O aumento de DSTs entre jovens brasileiros
Enviada em 28/03/2020
A recém lançada série da Netflix, “Sex Education”, trata sobre a vida sexualmente ativa dos jovens de maneira natural e sem tabus, por meio do personagem Otis, filho de uma psicóloga sexual, o qual tenta ajudar e diminuir as dúvidas que a escola não consegue sanar sobre o assunto. Para além da ficção, a falta de informação tem fortalecido para o aumento de DST’s na juventude da vida real, o que poderia ser evitado pelo Governo, a fim de minimizar danos futuros ao mesmo e à população.

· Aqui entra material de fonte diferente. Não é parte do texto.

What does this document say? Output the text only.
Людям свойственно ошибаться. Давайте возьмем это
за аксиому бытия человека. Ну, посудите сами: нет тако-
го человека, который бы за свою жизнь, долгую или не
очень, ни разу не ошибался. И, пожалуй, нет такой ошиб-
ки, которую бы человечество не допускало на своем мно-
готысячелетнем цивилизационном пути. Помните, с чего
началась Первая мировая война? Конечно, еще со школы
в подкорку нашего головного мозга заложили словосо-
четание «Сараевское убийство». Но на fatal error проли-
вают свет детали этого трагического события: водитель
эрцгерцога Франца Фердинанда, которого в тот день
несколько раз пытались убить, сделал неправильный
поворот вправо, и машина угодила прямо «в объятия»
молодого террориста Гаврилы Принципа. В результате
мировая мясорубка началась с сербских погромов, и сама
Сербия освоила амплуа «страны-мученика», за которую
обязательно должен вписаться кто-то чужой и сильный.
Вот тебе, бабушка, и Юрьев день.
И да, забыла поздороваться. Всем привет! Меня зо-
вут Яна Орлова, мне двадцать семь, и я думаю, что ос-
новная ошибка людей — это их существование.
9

Em princípio, é possível analisar que, segundo dados disponibilizados pela ONU Brasil, os casos de Sífilis tiveram um aumento de cerca de 30% na últimas pesquisas, o que prova o completo descaso aos métodos de prevenção por parte dos jovens. Essa banalização acontece por causa do efeito da contenção da epidemia de HIV ocorrida nas décadas de 80 e 90, a qual fortificou as campanhas de combate à infecção na época. Contudo, nos tempos atuais, com a doença controlada, as políticas públicas de prevenção feitas pelo Governo diminuíram, levando a volta do descuido com o uso de preservativos. Outra questão importante é o foco dado aos projetos relacionados a esse tema ser disseminados apenas durante períodos festivos, como o carnaval.

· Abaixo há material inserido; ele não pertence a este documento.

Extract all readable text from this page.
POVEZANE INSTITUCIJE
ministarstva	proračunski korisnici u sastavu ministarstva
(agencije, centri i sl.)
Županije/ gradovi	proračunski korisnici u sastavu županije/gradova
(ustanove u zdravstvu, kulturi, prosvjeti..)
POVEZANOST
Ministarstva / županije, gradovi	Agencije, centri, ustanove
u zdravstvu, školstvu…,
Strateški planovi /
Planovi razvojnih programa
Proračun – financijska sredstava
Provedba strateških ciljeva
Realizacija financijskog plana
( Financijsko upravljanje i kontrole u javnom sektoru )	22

Ademais, é válido notar, ainda, a consequência física e mental que o aumento das DST’s pode acarretar à população, uma vez que, o preconceito com os infectados contribui para o sentimento de vergonha e frustração àqueles que já sofrem com a enfermidade e são desprezados por uma sociedade sem apatia com o próximo. Nesse sentido, apesar de a Constituição de 1988 assegurar o direito à saúde pelo Artigo 296, a crescente taxa dos casos de doenças sexualmente transmissíveis sobrecarrega os gastos públicos do Estado por causa do efeito dominó negativo que tais infecções trazem para a saúde psicológica da população, podendo aumentar, também, as vítimas de depressão no pais.

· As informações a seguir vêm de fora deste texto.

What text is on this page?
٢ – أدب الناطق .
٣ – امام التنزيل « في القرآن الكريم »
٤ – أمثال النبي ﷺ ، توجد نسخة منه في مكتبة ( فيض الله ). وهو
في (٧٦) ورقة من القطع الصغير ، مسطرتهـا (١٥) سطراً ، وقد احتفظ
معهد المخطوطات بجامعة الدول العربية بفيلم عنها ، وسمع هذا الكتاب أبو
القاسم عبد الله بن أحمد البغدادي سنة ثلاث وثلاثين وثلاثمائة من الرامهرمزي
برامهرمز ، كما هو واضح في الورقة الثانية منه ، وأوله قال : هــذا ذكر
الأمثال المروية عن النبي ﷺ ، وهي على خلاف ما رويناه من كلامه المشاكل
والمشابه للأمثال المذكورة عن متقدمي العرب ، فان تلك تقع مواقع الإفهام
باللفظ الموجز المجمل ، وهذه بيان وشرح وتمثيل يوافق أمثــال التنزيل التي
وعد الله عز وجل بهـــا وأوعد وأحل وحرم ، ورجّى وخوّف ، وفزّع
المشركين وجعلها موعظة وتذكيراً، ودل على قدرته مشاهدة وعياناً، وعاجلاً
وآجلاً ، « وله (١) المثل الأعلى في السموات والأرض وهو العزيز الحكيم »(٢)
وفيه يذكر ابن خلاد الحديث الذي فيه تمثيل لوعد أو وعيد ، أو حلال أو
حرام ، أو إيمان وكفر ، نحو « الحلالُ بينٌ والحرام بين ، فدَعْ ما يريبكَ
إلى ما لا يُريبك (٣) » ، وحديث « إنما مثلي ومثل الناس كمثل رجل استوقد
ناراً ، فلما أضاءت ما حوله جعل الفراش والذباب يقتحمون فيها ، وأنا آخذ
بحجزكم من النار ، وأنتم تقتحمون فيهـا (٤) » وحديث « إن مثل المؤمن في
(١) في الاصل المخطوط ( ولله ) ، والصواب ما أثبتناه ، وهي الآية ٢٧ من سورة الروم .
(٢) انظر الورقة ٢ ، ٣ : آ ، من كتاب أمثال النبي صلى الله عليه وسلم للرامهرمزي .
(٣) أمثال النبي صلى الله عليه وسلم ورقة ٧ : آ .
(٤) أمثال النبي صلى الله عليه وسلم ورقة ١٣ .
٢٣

É necessário, assim, que o Ministério da Saúde priorize as campanhas de prevenção às DST’s, por meio de reformas que modernize, principalmente, a linguagem utilizada nelas, afim de manter uma maior conexão com os jovens, além de utilizar mais as redes sociais invés da mídia televisiva, já que a internet permite um alcance mais interessante dessa faixa etária. Por fim, as instituições educacionais precisam trabalhar em favor da informação, por meio de uma educação sexual com aulas semanais, as quais foquem em acabar com os tabus relacionados às infecções e com o preconceito aos infectados, evitando, portanto, que a sociedade permaneça desinformada e apática.